Tilman Fertitta’s Golden Nugget Strikes $6.6 Billion Merger with SPAC FAST Acquisition

Posted on: February 1, 2021, 07:09h. 

Last updated on: February 1, 2021, 10:37h.

Fertitta Entertainment confirms today that it’s merging with blank-check firm FAST Acquisition (NYSE:FST) in a deal valuing the leisure and hospitality company at $6.6 billion. Fertitta Entertainment is the entity controlling the Golden Nugget land-based casinos and Landry’s restaurants.

Fertitta Entertainment
Houston Rockets owner Tilman Fertitta. His Golden Nugget casino business is returning to public markets in a $6.6 billion SPAC merger. (Image: ESPN)

That $6.6 billion valuation is equivalent to 9.25x the target’s estimated 2022 pro forma earnings before interest, taxes, depreciation and amortization (EBITDA) of $648 million. The transaction includes “voting control and ownership by the Company of approximately 31 million shares, or nearly half of all outstanding shares in Golden Nugget Online Gaming (NASDAQ:GNOG).”

GNOG is Fertitta’s online casino business, which went public last December following a merger with a special purpose acquisition company (SPAC) he and investment bank Jefferies controlled.

“Tilman Fertitta, sole owner of Fertitta, will continue to lead the Golden Nugget/Landry’s empire and serve as the chairman, president and CEO of the company,” according to a statement. “Mr. Fertitta will also be the company’s largest shareholder, with an approximately 60 percent interest in the company and stock valued upon the closing of the transaction in excess of $2 billion dollars.”

Institutional investors are committing $1.2 billion in private investment in public equity (PIPE) financing at a price of $10 per share of FAST common stock, and the SPAC is contributing $200 million in cash in a trust, “assuming no redemptions.”

Shares of FAST traded higher by more than 20 percent in Monday’s pre-market session on news of the deal. The merger is slated to close in the second quarter.

Different Route for FAST

FAST Acquisition, a blank-check company co-headed by Doug Jacob and Sandy Beall, went public last August. At that time, it was expected the firm would pursue transactions with fast food or fast-casual dining enterprises, given the founder’s ties to the restaurant industry.

Rumors of a possible agreement with Fertitta surfaced last month, and FAST will be involved in a dining merger of sorts, because Landry’s owns more than 500 restaurants across the Bubba Gump’s, Chart House, Del Frisco’s, Mastro’s, and Morton’s brands, among others. The SPAC wasn’t thought to be hunting for gaming assets, but five Golden Nugget casinos are included in the transaction.

In fact, the gaming venues can be viewed as the jewels in the merger, given the adverse impact the coronavirus pandemic is having on in-person dining. Locations include two in Southern Nevada, and one each in Louisiana, Mississippi, and New Jersey.

While the health crisis is clearly pinching brick-and-mortar casinos, Golden Nugget notched “over 41 percent land-based casino Adjusted EBITDA margins in Q3 2020, a nearly 10 percent increase over Q3 2019, despite limited capacity due to COVID-19 restrictions,” according to the company.

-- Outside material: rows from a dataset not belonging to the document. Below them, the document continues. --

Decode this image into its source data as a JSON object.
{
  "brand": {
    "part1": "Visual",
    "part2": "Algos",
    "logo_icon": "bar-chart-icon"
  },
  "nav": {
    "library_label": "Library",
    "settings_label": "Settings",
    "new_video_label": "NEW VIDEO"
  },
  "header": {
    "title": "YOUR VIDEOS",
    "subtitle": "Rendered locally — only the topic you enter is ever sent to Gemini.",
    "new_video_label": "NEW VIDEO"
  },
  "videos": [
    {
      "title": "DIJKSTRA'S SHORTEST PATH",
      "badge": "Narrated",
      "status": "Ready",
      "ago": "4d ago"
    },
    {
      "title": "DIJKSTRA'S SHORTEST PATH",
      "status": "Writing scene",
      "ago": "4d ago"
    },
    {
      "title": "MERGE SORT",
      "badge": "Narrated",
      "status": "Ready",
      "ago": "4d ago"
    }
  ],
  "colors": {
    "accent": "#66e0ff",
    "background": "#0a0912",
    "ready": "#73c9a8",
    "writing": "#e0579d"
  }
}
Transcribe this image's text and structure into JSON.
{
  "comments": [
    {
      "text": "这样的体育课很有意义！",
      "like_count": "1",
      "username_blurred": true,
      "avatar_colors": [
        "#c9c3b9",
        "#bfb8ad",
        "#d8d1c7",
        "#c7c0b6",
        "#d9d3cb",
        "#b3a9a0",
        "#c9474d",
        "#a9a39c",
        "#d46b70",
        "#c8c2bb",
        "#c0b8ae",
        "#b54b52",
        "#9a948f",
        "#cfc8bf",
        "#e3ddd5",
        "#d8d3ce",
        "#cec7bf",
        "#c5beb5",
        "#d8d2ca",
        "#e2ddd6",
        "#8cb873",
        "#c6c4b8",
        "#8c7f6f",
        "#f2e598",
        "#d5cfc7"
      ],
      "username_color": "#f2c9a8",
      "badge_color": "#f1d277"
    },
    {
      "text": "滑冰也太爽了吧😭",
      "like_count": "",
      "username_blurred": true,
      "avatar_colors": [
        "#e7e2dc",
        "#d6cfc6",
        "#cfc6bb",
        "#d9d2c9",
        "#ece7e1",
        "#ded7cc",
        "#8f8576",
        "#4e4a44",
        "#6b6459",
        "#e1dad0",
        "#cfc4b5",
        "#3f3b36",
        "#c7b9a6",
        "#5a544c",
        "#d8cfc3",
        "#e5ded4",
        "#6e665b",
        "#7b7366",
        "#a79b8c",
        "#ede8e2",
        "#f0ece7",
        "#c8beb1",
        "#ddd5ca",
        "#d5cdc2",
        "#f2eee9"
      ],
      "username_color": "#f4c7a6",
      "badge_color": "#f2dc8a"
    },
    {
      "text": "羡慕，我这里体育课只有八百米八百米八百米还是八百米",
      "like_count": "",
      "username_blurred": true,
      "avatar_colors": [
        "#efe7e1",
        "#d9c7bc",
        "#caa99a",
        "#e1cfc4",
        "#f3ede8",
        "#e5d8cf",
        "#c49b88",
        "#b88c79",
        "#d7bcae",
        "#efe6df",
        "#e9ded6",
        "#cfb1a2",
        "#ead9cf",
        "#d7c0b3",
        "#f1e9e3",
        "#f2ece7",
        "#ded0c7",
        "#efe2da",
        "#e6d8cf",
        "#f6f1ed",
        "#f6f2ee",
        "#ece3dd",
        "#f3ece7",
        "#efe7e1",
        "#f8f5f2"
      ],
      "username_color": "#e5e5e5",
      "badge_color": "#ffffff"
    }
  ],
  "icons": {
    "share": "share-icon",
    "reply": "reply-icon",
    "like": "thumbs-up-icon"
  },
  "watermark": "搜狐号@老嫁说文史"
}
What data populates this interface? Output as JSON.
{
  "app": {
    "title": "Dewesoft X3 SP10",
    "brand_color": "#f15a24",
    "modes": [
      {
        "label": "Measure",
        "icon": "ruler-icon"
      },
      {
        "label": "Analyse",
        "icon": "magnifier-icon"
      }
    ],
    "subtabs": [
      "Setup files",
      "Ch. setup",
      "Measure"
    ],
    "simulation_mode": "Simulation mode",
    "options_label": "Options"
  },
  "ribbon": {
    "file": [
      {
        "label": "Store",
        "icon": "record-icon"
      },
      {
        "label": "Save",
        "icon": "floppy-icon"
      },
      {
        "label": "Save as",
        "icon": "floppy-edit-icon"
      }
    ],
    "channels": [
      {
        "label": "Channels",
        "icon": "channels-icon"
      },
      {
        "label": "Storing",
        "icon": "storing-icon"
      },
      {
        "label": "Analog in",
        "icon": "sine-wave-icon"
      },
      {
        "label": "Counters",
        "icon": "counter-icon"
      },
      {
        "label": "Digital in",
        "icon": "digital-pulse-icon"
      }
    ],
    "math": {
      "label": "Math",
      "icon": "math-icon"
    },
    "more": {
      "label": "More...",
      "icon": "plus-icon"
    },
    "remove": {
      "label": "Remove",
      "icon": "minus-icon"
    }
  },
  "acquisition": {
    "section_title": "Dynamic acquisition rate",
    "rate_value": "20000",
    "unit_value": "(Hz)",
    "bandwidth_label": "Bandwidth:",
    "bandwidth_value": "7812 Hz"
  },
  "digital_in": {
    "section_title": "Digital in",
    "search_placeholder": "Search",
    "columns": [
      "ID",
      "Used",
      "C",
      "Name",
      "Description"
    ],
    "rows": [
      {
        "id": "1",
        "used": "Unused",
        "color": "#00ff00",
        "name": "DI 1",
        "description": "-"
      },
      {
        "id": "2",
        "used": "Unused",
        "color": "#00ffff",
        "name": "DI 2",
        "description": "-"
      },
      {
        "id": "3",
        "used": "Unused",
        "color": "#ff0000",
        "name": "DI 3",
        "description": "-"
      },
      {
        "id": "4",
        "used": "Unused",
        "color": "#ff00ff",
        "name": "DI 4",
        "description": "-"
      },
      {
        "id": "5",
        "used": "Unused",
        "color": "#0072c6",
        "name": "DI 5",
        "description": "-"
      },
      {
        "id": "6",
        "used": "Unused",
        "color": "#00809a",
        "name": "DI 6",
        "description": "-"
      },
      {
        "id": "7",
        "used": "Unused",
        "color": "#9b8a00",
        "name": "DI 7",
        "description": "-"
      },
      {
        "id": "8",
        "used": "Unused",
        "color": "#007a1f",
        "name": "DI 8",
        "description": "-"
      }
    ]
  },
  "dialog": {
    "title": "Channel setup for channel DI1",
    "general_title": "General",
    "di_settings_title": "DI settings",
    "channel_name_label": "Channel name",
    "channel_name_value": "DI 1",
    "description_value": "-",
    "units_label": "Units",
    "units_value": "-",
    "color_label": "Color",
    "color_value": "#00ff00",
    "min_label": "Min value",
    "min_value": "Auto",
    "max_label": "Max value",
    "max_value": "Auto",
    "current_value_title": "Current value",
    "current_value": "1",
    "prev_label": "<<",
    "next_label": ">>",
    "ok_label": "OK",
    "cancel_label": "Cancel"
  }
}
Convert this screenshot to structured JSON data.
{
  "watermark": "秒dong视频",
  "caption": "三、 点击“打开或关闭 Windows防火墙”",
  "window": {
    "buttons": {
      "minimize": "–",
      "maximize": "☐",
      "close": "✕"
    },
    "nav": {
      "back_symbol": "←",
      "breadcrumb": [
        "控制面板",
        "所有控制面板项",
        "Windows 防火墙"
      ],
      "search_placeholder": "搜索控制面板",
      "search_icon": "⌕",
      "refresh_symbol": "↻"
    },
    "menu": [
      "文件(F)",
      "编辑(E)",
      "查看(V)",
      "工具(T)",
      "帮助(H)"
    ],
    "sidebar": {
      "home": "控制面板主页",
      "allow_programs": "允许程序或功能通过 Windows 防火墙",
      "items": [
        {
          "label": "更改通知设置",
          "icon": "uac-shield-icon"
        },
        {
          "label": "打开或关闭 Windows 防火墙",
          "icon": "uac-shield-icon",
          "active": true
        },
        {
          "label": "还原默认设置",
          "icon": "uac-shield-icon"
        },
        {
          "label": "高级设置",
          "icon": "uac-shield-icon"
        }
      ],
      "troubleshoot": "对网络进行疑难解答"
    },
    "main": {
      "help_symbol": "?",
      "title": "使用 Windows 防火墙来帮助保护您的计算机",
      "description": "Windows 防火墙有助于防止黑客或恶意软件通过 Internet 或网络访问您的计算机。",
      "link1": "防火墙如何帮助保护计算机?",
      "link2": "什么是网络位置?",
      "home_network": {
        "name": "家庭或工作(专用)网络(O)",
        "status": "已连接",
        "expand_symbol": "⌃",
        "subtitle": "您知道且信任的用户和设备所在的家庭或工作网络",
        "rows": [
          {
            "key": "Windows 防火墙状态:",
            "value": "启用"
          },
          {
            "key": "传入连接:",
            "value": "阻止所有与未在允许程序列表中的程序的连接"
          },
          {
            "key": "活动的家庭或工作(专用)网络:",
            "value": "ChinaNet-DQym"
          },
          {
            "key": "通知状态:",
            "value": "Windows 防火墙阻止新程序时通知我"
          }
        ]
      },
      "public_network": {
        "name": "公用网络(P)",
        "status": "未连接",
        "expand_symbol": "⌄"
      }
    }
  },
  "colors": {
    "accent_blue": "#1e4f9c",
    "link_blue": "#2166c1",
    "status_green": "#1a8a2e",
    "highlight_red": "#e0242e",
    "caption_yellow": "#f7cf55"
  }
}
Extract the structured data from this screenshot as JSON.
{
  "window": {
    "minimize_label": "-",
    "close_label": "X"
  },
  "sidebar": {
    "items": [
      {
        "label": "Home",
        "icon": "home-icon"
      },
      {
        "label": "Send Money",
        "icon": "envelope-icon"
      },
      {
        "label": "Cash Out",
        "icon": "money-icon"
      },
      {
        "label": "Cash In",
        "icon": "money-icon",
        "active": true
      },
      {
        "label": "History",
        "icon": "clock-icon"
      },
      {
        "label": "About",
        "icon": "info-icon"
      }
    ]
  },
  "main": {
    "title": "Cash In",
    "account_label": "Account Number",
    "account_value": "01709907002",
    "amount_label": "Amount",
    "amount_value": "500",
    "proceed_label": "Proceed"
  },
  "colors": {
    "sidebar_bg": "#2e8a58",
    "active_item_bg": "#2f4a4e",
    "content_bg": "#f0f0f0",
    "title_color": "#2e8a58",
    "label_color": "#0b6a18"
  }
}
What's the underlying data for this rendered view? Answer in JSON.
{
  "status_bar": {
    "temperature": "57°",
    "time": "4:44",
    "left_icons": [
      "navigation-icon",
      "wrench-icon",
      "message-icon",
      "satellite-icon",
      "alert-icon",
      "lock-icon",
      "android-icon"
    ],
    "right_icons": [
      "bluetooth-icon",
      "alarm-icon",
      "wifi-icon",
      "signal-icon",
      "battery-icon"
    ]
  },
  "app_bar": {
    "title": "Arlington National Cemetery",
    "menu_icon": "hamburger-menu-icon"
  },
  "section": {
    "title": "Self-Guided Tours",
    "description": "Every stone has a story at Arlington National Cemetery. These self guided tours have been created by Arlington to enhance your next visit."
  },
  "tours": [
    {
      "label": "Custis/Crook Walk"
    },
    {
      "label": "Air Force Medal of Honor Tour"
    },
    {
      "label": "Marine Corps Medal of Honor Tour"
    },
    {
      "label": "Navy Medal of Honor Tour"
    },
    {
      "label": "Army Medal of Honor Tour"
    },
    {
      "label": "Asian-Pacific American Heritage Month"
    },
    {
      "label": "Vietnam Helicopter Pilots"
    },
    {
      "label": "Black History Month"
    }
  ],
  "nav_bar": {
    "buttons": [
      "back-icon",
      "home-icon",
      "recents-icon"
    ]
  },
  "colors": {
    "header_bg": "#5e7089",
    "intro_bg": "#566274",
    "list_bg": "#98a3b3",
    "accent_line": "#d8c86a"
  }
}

The inclusion of a controlling stake in GNOG carries cache for FAST investors, because Fertitta’s iGaming enterprise has been profitable in New Jersey — its marquee market — for the past five years, and is rapidly entering new states.

Smart Move by Fertitta

Rumors of Fertitta’s interest in returning the Golden Nugget/Landry’s operations to public markets surfaced late last year. So did speculation that a traditional initial public offering (IPO) could be difficult to execute due to weakness in the restaurant industry and the company’s $4 billion in debt. Fertitta took the Golden Nugget/Landry’s business private in a 2010 leveraged buyout.

A SPAC transaction quells those headwinds and is a more rapid avenue for accessing public markets than a standard IPO.

“After I compared the opportunities provided by a transaction with FAST, versus the traditional IPO route, it became abundantly clear that we could access the capital markets with more certainty and speed if we did a deal with FAST,” said Fertitta in the statement.

When the transaction is finalized, the Houston Rockets owner will control 60 percent of the company, the PIPE investors will have a 35 percent stake, with one percent going to FAST sponsors. The remaining four percent will be sold to public investors.